An increasing number of Australian schools are prioritising educating students around ‘sexting’, according to the Australian Communication and Media Authority (ACMA).
The ACMA senior education trainer, Greg Gebhart, said the Cybersmart ‘sexting’ lesson plans, provided by the advocacy group, provide students with realistic scenarios and educate them about the social and legal consequences of ‘sexting’—the sending of sexual messages, photos or videos, online or using a mobile phone.
"Over the last month more than 63,000 ‘sexting’ brochures have been distributed, and over three hundred copies of the ACMA’s Cybersmart ‘sexting’ lesson plans have been downloaded," Gebhart said in a statement
“The popularity of these educational resources suggests that ‘sexting’ is a top of mind issue for schools and teachers and is perceived as a growing risk for teenagers.

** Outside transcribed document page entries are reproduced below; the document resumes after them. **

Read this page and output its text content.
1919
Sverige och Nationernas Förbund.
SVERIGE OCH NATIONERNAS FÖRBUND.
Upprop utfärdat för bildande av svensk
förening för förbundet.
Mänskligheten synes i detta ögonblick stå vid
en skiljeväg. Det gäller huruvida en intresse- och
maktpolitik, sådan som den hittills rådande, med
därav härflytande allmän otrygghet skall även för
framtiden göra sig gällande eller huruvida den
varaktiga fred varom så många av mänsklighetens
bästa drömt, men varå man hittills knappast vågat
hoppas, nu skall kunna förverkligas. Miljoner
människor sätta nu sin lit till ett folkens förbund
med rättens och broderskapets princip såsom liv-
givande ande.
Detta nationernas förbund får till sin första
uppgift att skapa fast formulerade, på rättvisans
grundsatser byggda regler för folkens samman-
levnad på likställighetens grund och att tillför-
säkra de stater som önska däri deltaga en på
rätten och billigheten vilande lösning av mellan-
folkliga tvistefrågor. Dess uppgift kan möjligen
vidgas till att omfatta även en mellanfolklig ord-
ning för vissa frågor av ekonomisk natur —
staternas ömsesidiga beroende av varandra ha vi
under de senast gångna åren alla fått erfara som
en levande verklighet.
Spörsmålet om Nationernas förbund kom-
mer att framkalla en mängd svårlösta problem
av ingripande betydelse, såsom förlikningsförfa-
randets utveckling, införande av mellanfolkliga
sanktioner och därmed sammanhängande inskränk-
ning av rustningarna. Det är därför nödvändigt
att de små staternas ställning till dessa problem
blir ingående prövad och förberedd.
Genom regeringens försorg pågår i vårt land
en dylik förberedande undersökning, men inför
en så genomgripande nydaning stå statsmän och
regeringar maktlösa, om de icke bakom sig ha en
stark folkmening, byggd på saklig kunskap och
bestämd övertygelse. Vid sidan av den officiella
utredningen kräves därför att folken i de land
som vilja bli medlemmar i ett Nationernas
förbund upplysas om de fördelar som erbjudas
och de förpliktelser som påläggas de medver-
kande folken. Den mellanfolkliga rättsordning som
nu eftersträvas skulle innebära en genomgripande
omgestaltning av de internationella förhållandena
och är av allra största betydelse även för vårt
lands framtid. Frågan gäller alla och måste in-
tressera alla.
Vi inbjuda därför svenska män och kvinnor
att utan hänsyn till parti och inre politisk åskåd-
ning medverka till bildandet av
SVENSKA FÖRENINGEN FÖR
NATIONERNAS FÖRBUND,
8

“Sharing sexually suggestive images or text messages may be seen as innocent flirting or amusement, but ‘sexting’ can have serious personal, social and legal consequence.”
According to Gebhart, the lessons are easily adaptable in the classroom, free of charge and part of a collection of educational cybersafety resources.
‘It is imperative that schools have policies and programs in place to educate and empower children and families about ‘sexting’ and how to reduce exposure and risks.”